Children with disabilities are able to attend Camp Riley. It is part of Riley Hospital for Children and the activities are customized to meet each child’s individual needs and abilities.

Fishers resident Amy Ettinger has twin boys that have attended Camp Riley for the last two years.

“It’s hard trusting people that you don’t know with your child, especially in an environment that you don’t know,” Ettinger said. “However, at the camp, they are staffed with such talented people that they make everything adaptable for the children. I am just in awe of what the staff can do and how they have set things up for the kids.”

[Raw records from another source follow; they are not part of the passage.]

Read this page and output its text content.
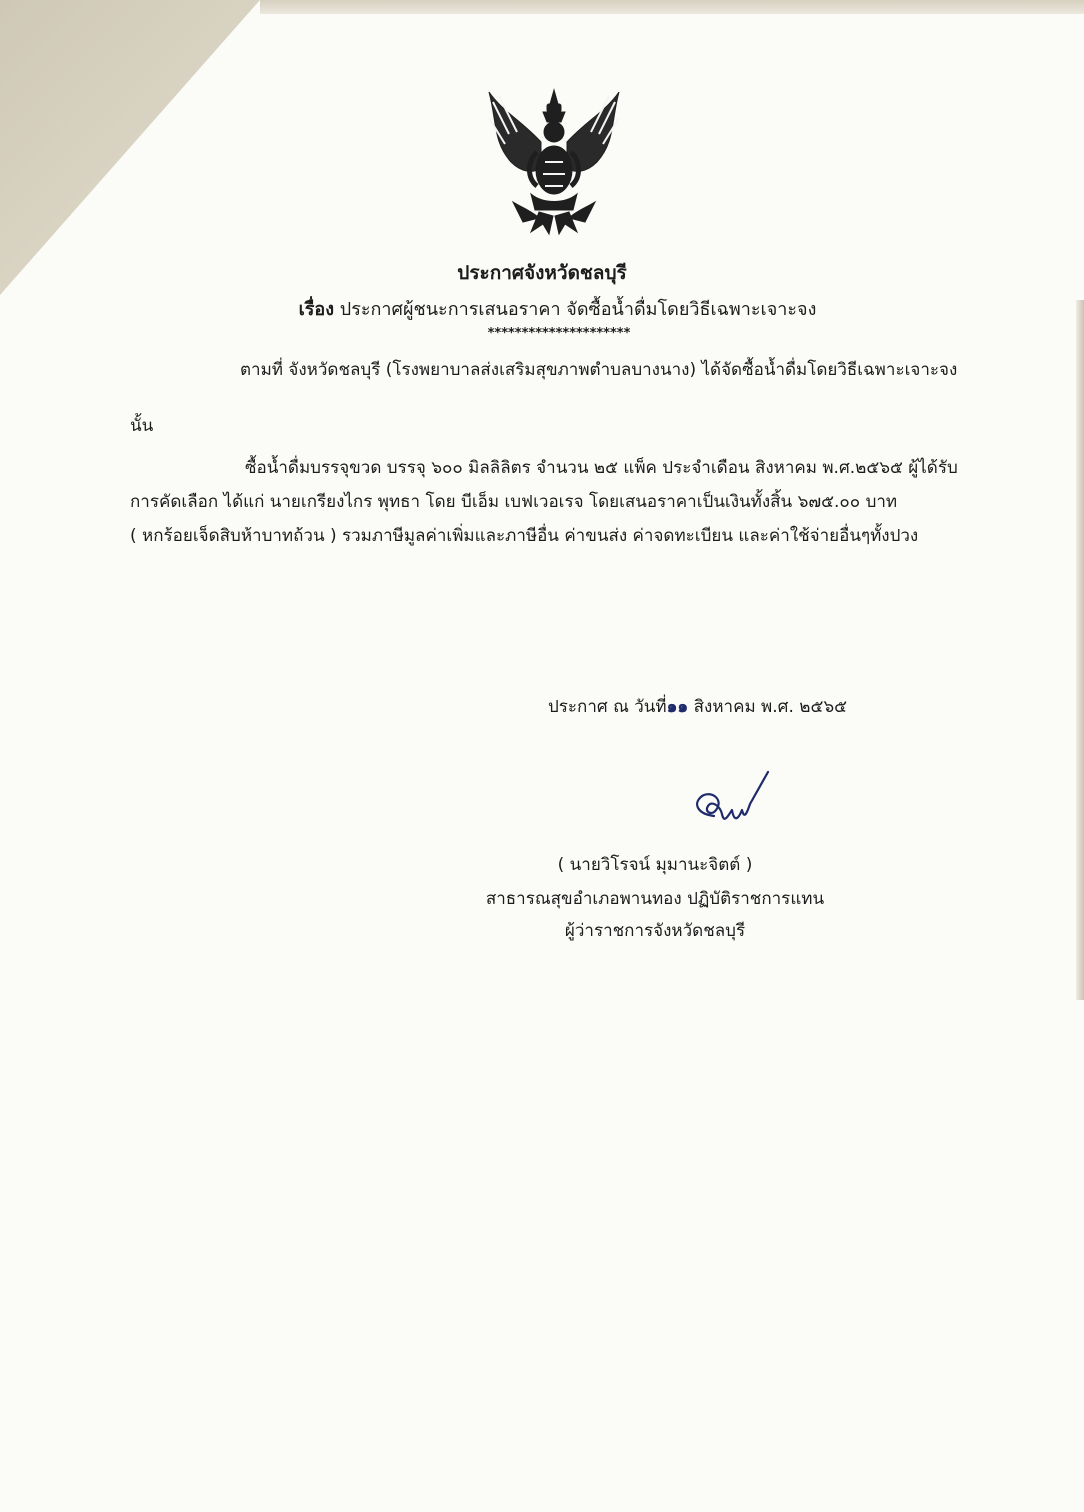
ประกาศจังหวัดชลบุรี
เรื่อง ประกาศผู้ชนะการเสนอราคา จัดซื้อน้ำดื่มโดยวิธีเฉพาะเจาะจง
*********************
ตามที่ จังหวัดชลบุรี (โรงพยาบาลส่งเสริมสุขภาพตำบลบางนาง) ได้จัดซื้อน้ำดื่มโดยวิธีเฉพาะเจาะจง
นั้น
ซื้อน้ำดื่มบรรจุขวด บรรจุ ๖๐๐ มิลลิลิตร จำนวน ๒๕ แพ็ค ประจำเดือน สิงหาคม พ.ศ.๒๕๖๕ ผู้ได้รับ
การคัดเลือก ได้แก่ นายเกรียงไกร พุทธา โดย บีเอ็ม เบฟเวอเรจ โดยเสนอราคาเป็นเงินทั้งสิ้น ๖๗๕.๐๐ บาท
( หกร้อยเจ็ดสิบห้าบาทถ้วน ) รวมภาษีมูลค่าเพิ่มและภาษีอื่น ค่าขนส่ง ค่าจดทะเบียน และค่าใช้จ่ายอื่นๆทั้งปวง
ประกาศ ณ วันที่๑๑ สิงหาคม พ.ศ. ๒๕๖๕
( นายวิโรจน์ มุมานะจิตต์ )
สาธารณสุขอำเภอพานทอง ปฏิบัติราชการแทน
ผู้ว่าราชการจังหวัดชลบุรี
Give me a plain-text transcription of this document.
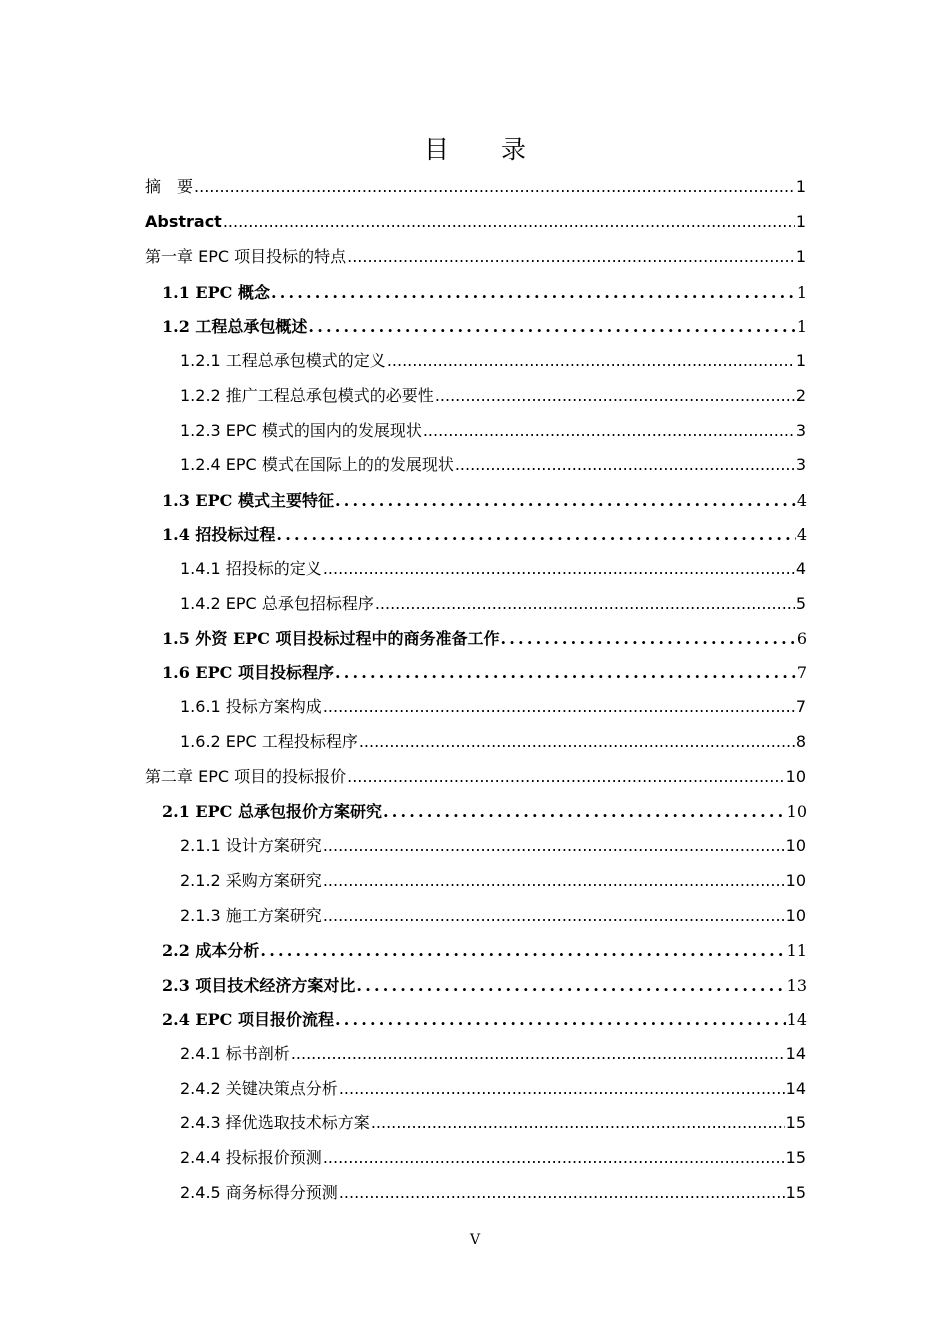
目 录
摘　要 .....	1
Abstract .....	1
第一章 EPC 项目投标的特点 .....	1
1.1 EPC 概念 .....	1
1.2 工程总承包概述 .....	1
1.2.1 工程总承包模式的定义 .....	1
1.2.2 推广工程总承包模式的必要性 .....	2
1.2.3 EPC 模式的国内的发展现状 .....	3
1.2.4 EPC 模式在国际上的的发展现状 .....	3
1.3 EPC 模式主要特征 .....	4
1.4 招投标过程 .....	4
1.4.1 招投标的定义 .....	4
1.4.2 EPC 总承包招标程序 .....	5
1.5 外资 EPC 项目投标过程中的商务准备工作 .....	6
1.6 EPC 项目投标程序 .....	7
1.6.1 投标方案构成 .....	7
1.6.2 EPC 工程投标程序 .....	8
第二章 EPC 项目的投标报价 .....	10
2.1 EPC 总承包报价方案研究 .....	10
2.1.1 设计方案研究 .....	10
2.1.2 采购方案研究 .....	10
2.1.3 施工方案研究 .....	10
2.2 成本分析 .....	11
2.3 项目技术经济方案对比 .....	13
2.4 EPC 项目报价流程 .....	14
2.4.1 标书剖析 .....	14
2.4.2 关键决策点分析 .....	14
2.4.3 择优选取技术标方案 .....	15
2.4.4 投标报价预测 .....	15
2.4.5 商务标得分预测 .....	15
V
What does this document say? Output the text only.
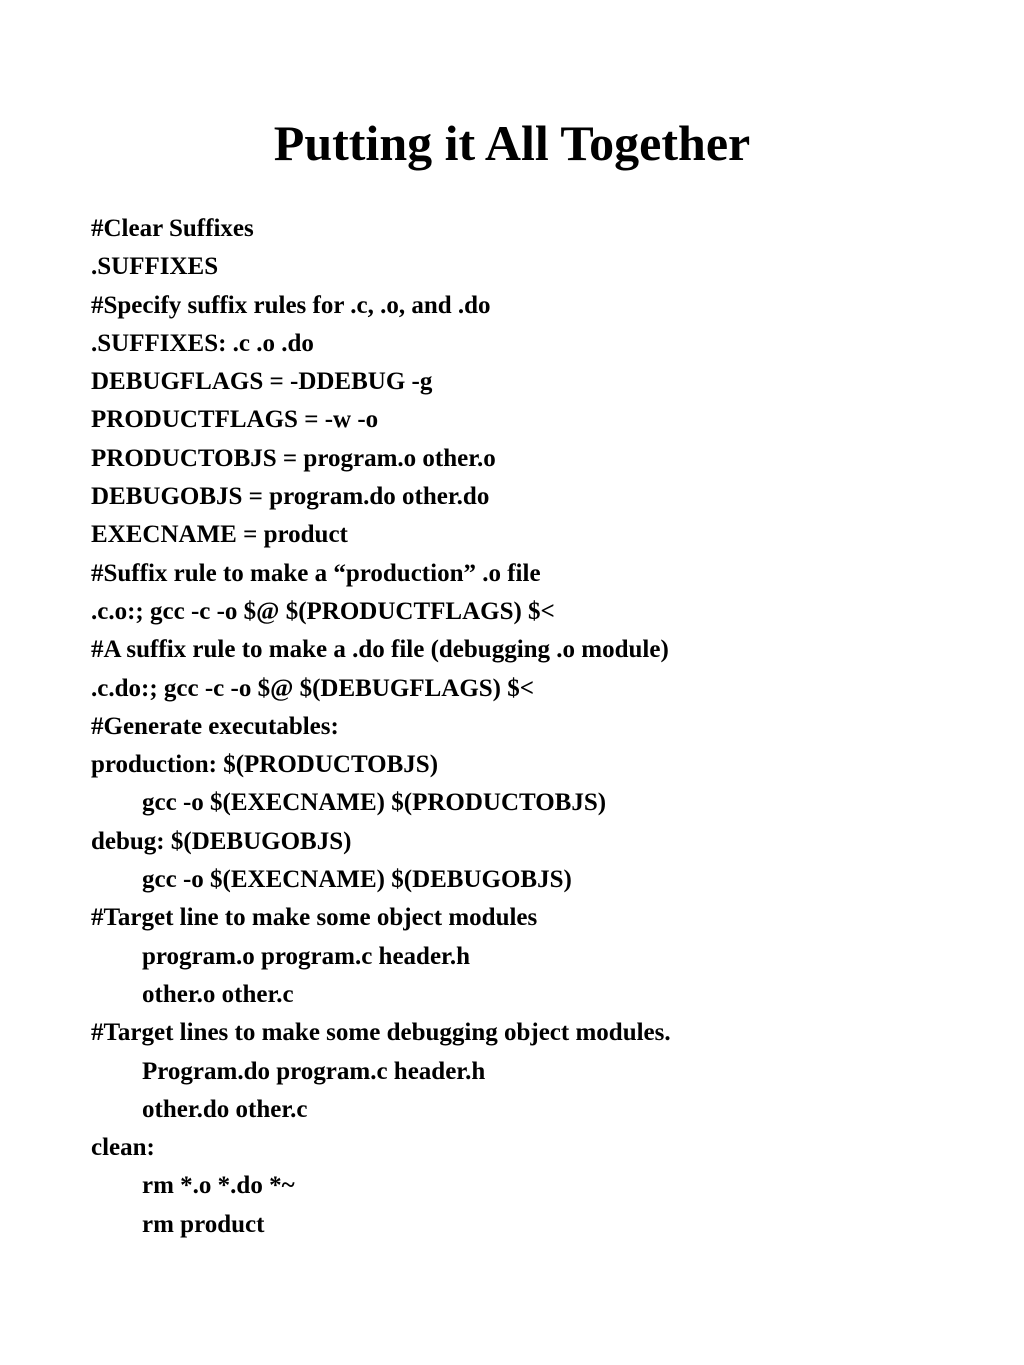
Putting it All Together
#Clear Suffixes
.SUFFIXES
#Specify suffix rules for .c, .o, and .do
.SUFFIXES: .c .o .do
DEBUGFLAGS = -DDEBUG -g
PRODUCTFLAGS = -w -o
PRODUCTOBJS = program.o other.o
DEBUGOBJS = program.do other.do
EXECNAME = product
#Suffix rule to make a “production” .o file
.c.o:; gcc -c -o $@ $(PRODUCTFLAGS) $<
#A suffix rule to make a .do file (debugging .o module)
.c.do:; gcc -c -o $@ $(DEBUGFLAGS) $<
#Generate executables:
production: $(PRODUCTOBJS)
gcc -o $(EXECNAME) $(PRODUCTOBJS)
debug: $(DEBUGOBJS)
gcc -o $(EXECNAME) $(DEBUGOBJS)
#Target line to make some object modules
program.o program.c header.h
other.o other.c
#Target lines to make some debugging object modules.
Program.do program.c header.h
other.do other.c
clean:
rm *.o *.do *~
rm product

Ettinger’s twins, Trey and Blake, 15, have Cerebral Palsy. The boys love going to Camp Riley because they are able to do activities they normally would not be able to do such as climbing “Cardiac Hill,” swimming in a lake, and horseback riding.

“They love going to camp,” she said. “They look forward to it. They can’t wait to get rid of mom and have a week or two to themselves with friends and camp counselors and doing fun activities.”

Camp Riley assists special needs children in developing skills that allow them to become more independent. It empowers them by increasing their confidence to achieve without feeling limited or restricted by their disability.

“It has helped them to develop positive attitudes, they are more engaged in group activities, it has helped with their social skills, and their independence,” Ettinger said. “It has helped them to become enthused about doing things by themselves and without me or family.”

Any child between the ages of eight and 18 can attend Camp Riley regardless of the family’s ability to pay. The camp runs from mid-June to the end of July.

“I have nothing but great things to say about it,” Ettinger said. “I encourage all families to check it out and to enroll their child. It’s a great opportunity for the child and the parent.”